Trois remarques après l’épilogue de la crise sociale
Le dénouement de la crise sociale a été la bonne nouvelle de la fin de cette semaine. Avec la signature de l’accord entre la centrale syndicale et le gouvernement sur les augmentations salariales dans le secteur public, puis la signature de l’accord entre la fédération de l’enseignement secondaire et le ministère de l’Education, le pays a poussé un ouf de soulagement. On peut dire aujourd’hui que la grave crise sociale qui a tenu les Tunisiens en haleine est derrière nous. Toutefois, quelques remarques s’imposent.
En premier lieu, cette crise montre que si les partenaires sociaux sont animés des meilleures intentions, les solutions existent et existeront toujours quelques soient la gravité et la complexité des dossiers à négocier. Seulement en Tunisie, nous avons pris cette fâcheuse habitude d’aller jusqu’au bout dans l’intransigeance, d’adopter la politique du bord du précipice avant d’accepter de négocier sérieusement et de faire les concessions nécessaires pour aboutir à un accord. Pourtant, cette démarche, exténuante pour les nerfs des Tunisiens, n’a jamais réussi auparavant et a toujours été improductive. Concernant le dossier de la fonction publique, le gouvernement aurait gagné à commencer les négociations par ses propositions présentées la semaine dernière, non par le refus de l’idée d’augmentation des salaires des fonctionnaires. Cela aurait fait économiser le pays une tension sociale et deux grèves générales. Avec le syndicat des enseignants, l’année blanche avait été évitée l’année dernière au dernier moment suite à un accord qui stipulait que les négociations allaient se poursuivre durant les mois de l’été pour aboutir à un accord avant la rentrée scolaire 2018/2019. Mais rien de cela n’a été fait ce qui a exacerbé les esprits, érodé la confiance entre les partenaires et rendu la crise de cette année inéluctable.

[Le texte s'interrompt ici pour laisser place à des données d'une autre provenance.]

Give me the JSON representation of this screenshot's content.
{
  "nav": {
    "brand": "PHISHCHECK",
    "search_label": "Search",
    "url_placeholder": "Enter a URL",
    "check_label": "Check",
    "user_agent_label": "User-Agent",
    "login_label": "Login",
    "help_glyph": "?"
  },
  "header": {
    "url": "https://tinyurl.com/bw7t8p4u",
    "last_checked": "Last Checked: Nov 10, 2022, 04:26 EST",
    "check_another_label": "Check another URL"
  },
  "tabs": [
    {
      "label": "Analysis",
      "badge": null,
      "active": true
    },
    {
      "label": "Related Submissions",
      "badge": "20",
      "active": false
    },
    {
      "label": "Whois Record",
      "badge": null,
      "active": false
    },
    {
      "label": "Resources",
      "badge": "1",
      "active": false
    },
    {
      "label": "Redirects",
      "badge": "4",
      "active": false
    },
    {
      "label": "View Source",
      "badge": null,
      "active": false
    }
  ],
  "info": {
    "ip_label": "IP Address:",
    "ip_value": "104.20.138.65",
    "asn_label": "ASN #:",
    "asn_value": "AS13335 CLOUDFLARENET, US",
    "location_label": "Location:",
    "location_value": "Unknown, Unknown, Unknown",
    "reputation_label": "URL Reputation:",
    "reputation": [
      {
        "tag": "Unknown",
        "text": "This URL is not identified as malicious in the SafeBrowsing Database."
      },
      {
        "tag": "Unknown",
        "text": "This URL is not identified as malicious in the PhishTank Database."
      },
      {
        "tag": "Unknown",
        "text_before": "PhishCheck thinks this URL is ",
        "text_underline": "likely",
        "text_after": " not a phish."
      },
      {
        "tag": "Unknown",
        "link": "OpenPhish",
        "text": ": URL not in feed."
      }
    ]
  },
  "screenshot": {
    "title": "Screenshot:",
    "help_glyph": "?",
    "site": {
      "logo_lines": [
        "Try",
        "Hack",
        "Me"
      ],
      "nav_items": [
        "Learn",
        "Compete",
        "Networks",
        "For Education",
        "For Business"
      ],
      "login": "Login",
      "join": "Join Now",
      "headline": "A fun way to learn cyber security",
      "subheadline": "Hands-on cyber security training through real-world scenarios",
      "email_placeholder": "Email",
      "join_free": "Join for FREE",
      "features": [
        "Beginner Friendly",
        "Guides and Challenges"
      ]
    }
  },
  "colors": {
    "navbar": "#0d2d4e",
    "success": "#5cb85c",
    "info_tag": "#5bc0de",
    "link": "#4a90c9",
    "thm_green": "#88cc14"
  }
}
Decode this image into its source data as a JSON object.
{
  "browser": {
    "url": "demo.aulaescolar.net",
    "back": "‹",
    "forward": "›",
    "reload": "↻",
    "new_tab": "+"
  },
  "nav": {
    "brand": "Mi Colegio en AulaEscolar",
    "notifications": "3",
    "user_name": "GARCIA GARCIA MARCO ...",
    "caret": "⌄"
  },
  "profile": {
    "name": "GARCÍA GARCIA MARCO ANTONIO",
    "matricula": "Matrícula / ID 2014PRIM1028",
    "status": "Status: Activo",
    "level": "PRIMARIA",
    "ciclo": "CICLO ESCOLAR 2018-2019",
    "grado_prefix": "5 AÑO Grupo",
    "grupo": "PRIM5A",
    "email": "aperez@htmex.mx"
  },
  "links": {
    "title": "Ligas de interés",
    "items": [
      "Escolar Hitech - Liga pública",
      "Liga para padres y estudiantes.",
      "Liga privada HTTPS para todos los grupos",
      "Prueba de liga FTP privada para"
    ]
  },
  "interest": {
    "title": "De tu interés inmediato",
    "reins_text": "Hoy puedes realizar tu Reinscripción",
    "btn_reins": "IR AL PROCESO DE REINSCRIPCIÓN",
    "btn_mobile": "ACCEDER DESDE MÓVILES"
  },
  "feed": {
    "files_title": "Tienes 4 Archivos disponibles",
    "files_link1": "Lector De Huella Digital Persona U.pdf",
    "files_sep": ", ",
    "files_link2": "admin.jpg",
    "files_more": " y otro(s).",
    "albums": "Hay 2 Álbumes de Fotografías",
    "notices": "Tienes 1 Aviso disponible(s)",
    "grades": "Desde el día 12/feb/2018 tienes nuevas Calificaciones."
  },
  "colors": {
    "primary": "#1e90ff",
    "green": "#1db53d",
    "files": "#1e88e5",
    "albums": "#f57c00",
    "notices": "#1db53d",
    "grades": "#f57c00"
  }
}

La seconde remarque concerne l’UGTT. La centrale syndicale a été encore une fois au rendez-vous avec l’histoire. Elle a montré encore une fois qu’elle était une force nationale et sociale incontournable, structurée, organisée et dotée d’une ceinture populaire qui lui apporte un soutien indéfectible. Bien entendu, les positions et les débats au sein des structures syndicales peuvent être souvent contradictoires mais les décisions se prennent toujours par consensus, sinon par le vote. En cela, la centrale syndicale donne l’exemple en matière de gestion démocratique. Cette gestion interne, fortement centralisée mais très démocratique, a permis à l’UGTT de préserver une solidarité qui a fait ses preuves et à affronter les crises nombreuses pour en sortir avec le minimum de dégâts. Les gouvernements successifs, depuis l’indépendance, qui ont tenté de mettre au pas la centrale syndicale ont appris tous, à leurs dépends, qu’il était très risqué de se mettre le syndicat à dos. Quant aux autres, ceux qui ont saisi la dernière crise sociale pour diaboliser les syndicats, dénigrer l’action syndicale et appeler à un libéralisme agressif, inhumain et étranger à l’histoire et à la culture de notre pays, ils doivent déchanter aujourd’hui. L’UGTT fera toujours partie de notre paysage politique, social et économique, même si elle est appelée sans cesse à se remettre en question, à affiner sa gestion des crises et à se doter en plus de son rôle revendicatif nécessaire pour défendre les intérêts des salariés, d’une orientation vers un syndicalisme plus participatif.
Enfin, l’épilogue de cette crise ne signifie nullement qu’il n’y aura pas d’autres crises dans l’avenir. Nous avons tellement de problèmes à régler qui méritent notre attention et qui ont tous un caractère urgent. Mais la multiplicité de ces problèmes et même leur complexité est un motif de réconfort parce qu’ils montrent que le corps social est vivant et que le pays se prend en charge. D’ores et déjà, le ministère de l’Education doit régler dans les prochaines semaines, le problème avec les enseignants de l’école de base. Il aura surtout à ouvrir sérieusement le dossier de la réforme de notre système d’enseignement. Le ministère de l’Enseignement supérieur doit de son côté trouver les solutions à la crise qui bloque les universités depuis des mois et qui risque de conduire vers l’année blanche. Quant au gouvernement, les réformes des caisses sociales, la restructuration des entreprises publiques, la refonte de notre système fiscal et autres sont autant de dossiers urgents qu’il faudrait gérer en mêlant l’efficacité à la célérité.